Politische Bildung ja – aber nicht staatlich gelenkt

Ich teile die Überzeugung, dass politische Bildung wichtig ist. Demokratie lebt davon, dass Menschen sich einbringen, kritisch denken und Verantwortung übernehmen. Doch mit dem Positionspapier zur politischen Bildung überschreitet der LCH eine rote Linie: Wenn die Schule zur Instanz wird, die Kinder «zu mündigen Bürgern erziehen» soll, stellt sich die Frage, wer definiert, was das genau heisst – und wer bestimmt, was ein «richtiger» oder «falscher» politischer Standpunkt ist?

Dass Jugendliche wenig Vertrauen in die Politik haben, ist kein Beweis für ein Bildungsdefizit, sondern vielmehr ein Hinweis darauf, dass Politik glaubwürdiger, nachvollziehbarer und bürgernäher werden muss. Wer diese Skepsis mit der Gefahr «autoritärer Denkweisen» gleichsetzt, ignoriert die berechtigten Fragen und Sorgen junger Menschen – und verkennt, dass kritisches Denken auch heisst, sich nicht einfach mit dem Bestehenden zufriedenzugeben.

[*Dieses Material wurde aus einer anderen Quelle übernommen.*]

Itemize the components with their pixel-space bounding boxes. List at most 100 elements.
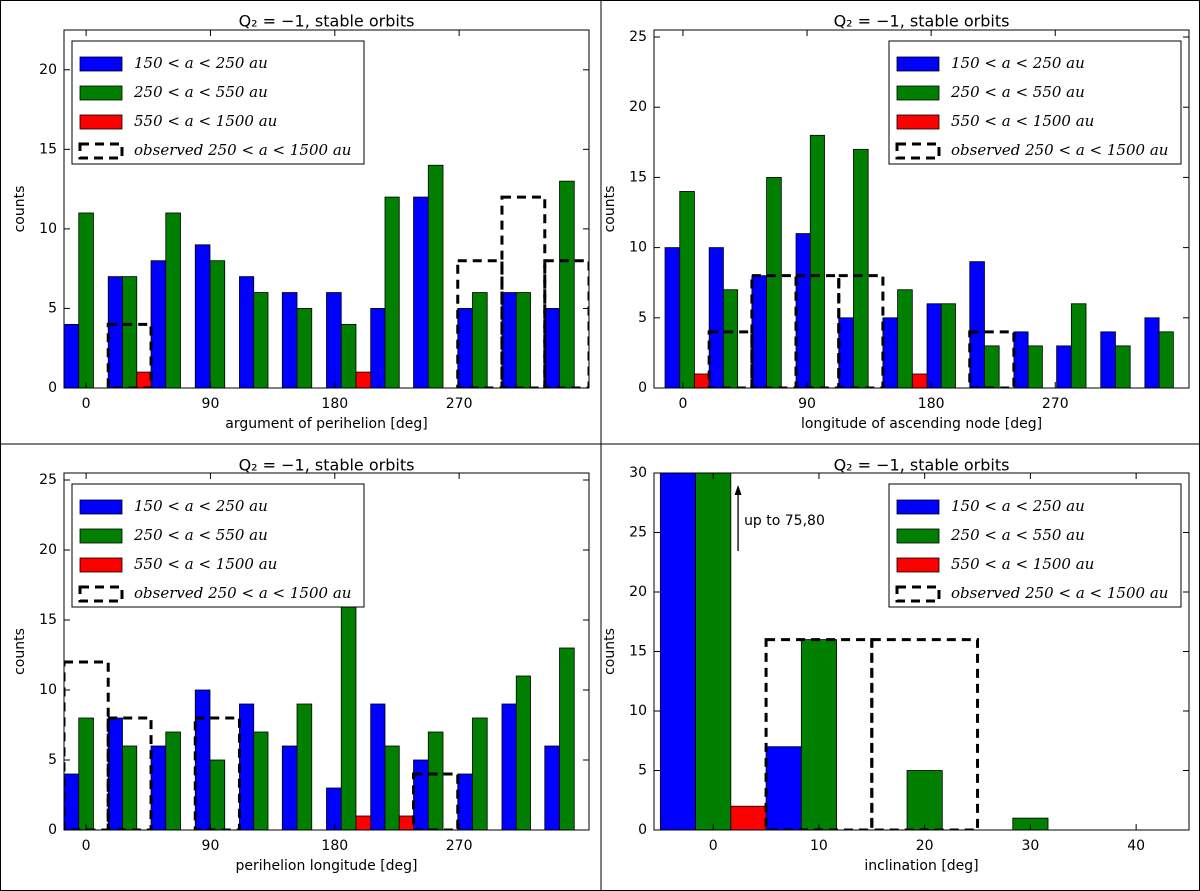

Die Forderung, politische Bildung auf allen Schulstufen zu stärken und fest im Lehrplan zu verankern, erscheint mir problematisch. Die Schule soll ein Ort des Lernens sein – nicht der politischen Erziehung. Die Verantwortung für die politische Sozialisation liegt in erster Linie bei den Eltern und der Gesellschaft insgesamt.

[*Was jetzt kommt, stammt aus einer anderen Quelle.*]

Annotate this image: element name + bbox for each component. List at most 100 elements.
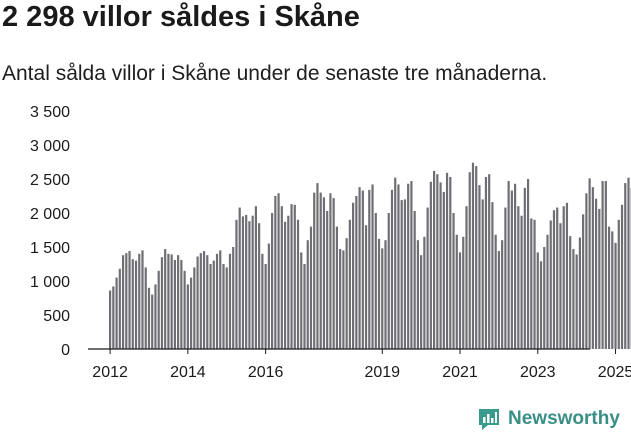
bar [258, 223, 261, 349]
bar [390, 189, 394, 349]
bar [283, 221, 287, 349]
bar [358, 187, 361, 349]
bar [206, 255, 209, 349]
bar [445, 172, 449, 349]
y-tick-label: 3 000 [30, 138, 70, 155]
y-axis: 0 500 1 000 1 500 2 000 2 500 3 000 3 500 [30, 104, 70, 359]
bar [219, 250, 222, 349]
bar [264, 264, 267, 349]
bar [154, 284, 157, 349]
bar [215, 253, 219, 349]
bar [468, 172, 471, 349]
bar [562, 206, 565, 349]
bar [546, 234, 549, 349]
newsworthy-logo: Newsworthy [476, 406, 620, 432]
bar [329, 193, 332, 349]
bar [173, 259, 176, 349]
bar [530, 218, 533, 349]
bar [458, 252, 462, 349]
bar [348, 219, 351, 349]
bar [617, 219, 620, 349]
bar [552, 210, 556, 349]
bar [138, 253, 141, 349]
x-tick-label: 2023 [520, 364, 556, 381]
bar [144, 267, 147, 349]
bar [501, 240, 504, 349]
bar [151, 294, 154, 349]
bar [241, 216, 245, 349]
bar [504, 207, 507, 349]
bar [355, 196, 358, 349]
bar [261, 253, 264, 349]
bar [125, 253, 128, 349]
bar [274, 196, 277, 349]
bar [235, 219, 238, 349]
bar [209, 264, 212, 349]
bar [491, 202, 494, 349]
bar [429, 181, 432, 349]
bar [157, 270, 160, 349]
bar [549, 220, 552, 349]
bar [510, 190, 513, 349]
bar [319, 192, 322, 349]
x-axis: 2012 2014 2016 2019 2021 2023 2025 [88, 348, 631, 381]
bar [436, 174, 439, 349]
bar [624, 183, 627, 349]
bar [400, 200, 403, 349]
bar [497, 251, 500, 349]
bar [471, 162, 475, 349]
bar [585, 193, 588, 349]
bar [121, 255, 125, 349]
bar-series [109, 162, 631, 349]
bar [442, 191, 445, 349]
bar [449, 176, 452, 349]
bar [377, 238, 381, 349]
bar [296, 219, 300, 349]
bar [403, 199, 407, 349]
bar [514, 183, 517, 349]
bar [183, 270, 186, 349]
bar [254, 206, 257, 349]
bar [517, 206, 520, 349]
x-tick-label: 2012 [92, 364, 128, 381]
bar [374, 213, 377, 349]
bar [313, 192, 316, 349]
bar [533, 219, 536, 349]
page-title: 2 298 villor såldes i Skåne [2, 1, 360, 33]
x-tick-label: 2019 [364, 364, 400, 381]
bar [134, 260, 138, 349]
bar [190, 277, 193, 349]
bar [539, 261, 543, 349]
bar [339, 249, 342, 349]
bar [433, 170, 436, 349]
bar [387, 213, 390, 349]
bar [416, 240, 419, 349]
bar [225, 267, 228, 349]
bar [462, 236, 465, 349]
bar [115, 277, 118, 349]
bar [290, 204, 293, 349]
bar [361, 190, 364, 349]
bar [199, 253, 202, 349]
y-tick-label: 0 [61, 342, 70, 359]
bar [287, 215, 290, 349]
bar [627, 177, 630, 349]
bar [604, 181, 607, 349]
x-tick-label: 2021 [442, 364, 478, 381]
bar [507, 181, 510, 349]
bar [248, 221, 251, 349]
bar [543, 247, 546, 349]
x-tick-label: 2016 [248, 364, 284, 381]
x-tick-label: 2014 [170, 364, 206, 381]
brand-name: Newsworthy [508, 408, 620, 429]
bar [202, 251, 206, 349]
bar [452, 213, 455, 349]
y-tick-label: 2 000 [30, 206, 70, 223]
bar [277, 193, 280, 349]
bar [345, 238, 348, 349]
bar [494, 234, 497, 349]
bar [238, 207, 241, 349]
bar [407, 183, 410, 349]
bar [186, 284, 189, 349]
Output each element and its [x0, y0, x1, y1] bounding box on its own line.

Zudem betont der LCH die Notwendigkeit, demokratische und humanistische Werte zu vermitteln, während die Schule gleichzeitig parteipolitisch und religiös neutral bleiben soll. Diese Balance zu halten ist anspruchsvoll – und birgt die Gefahr, dass Lehrpersonen unbeabsichtigt ihre eigenen Ansichten einbringen und so die Meinungsbildung der Schülerinnen und Schüler beeinflussen.

Die Förderung von Medienkompetenz und kritischem Denken ist zweifellos wichtig. Aber genau das darf nicht dazu führen, dass bestimmte politische Haltungen bevorzugt und andere marginalisiert werden. Einseitige Darstellungen oder die Kanalisierung von Meinungen dürfen im Bildungswesen keinen Platz haben.

Ich bin überzeugt: Politische Bildung muss mit grösster Zurückhaltung und unter strikter Wahrung der Neutralität erfolgen. Es darf nicht der Eindruck entstehen, dass der Staat unsere Kinder in eine bestimmte politische Richtung erziehen will. Die Schule soll ein Ort sein, an dem Wissen vermittelt und junge Menschen dazu befähigt werden, sich eigenständig, kritisch und vielseitig mit den Themen unserer Zeit auseinanderzusetzen – in der Politik genauso wie in allen anderen Lebensbereichen.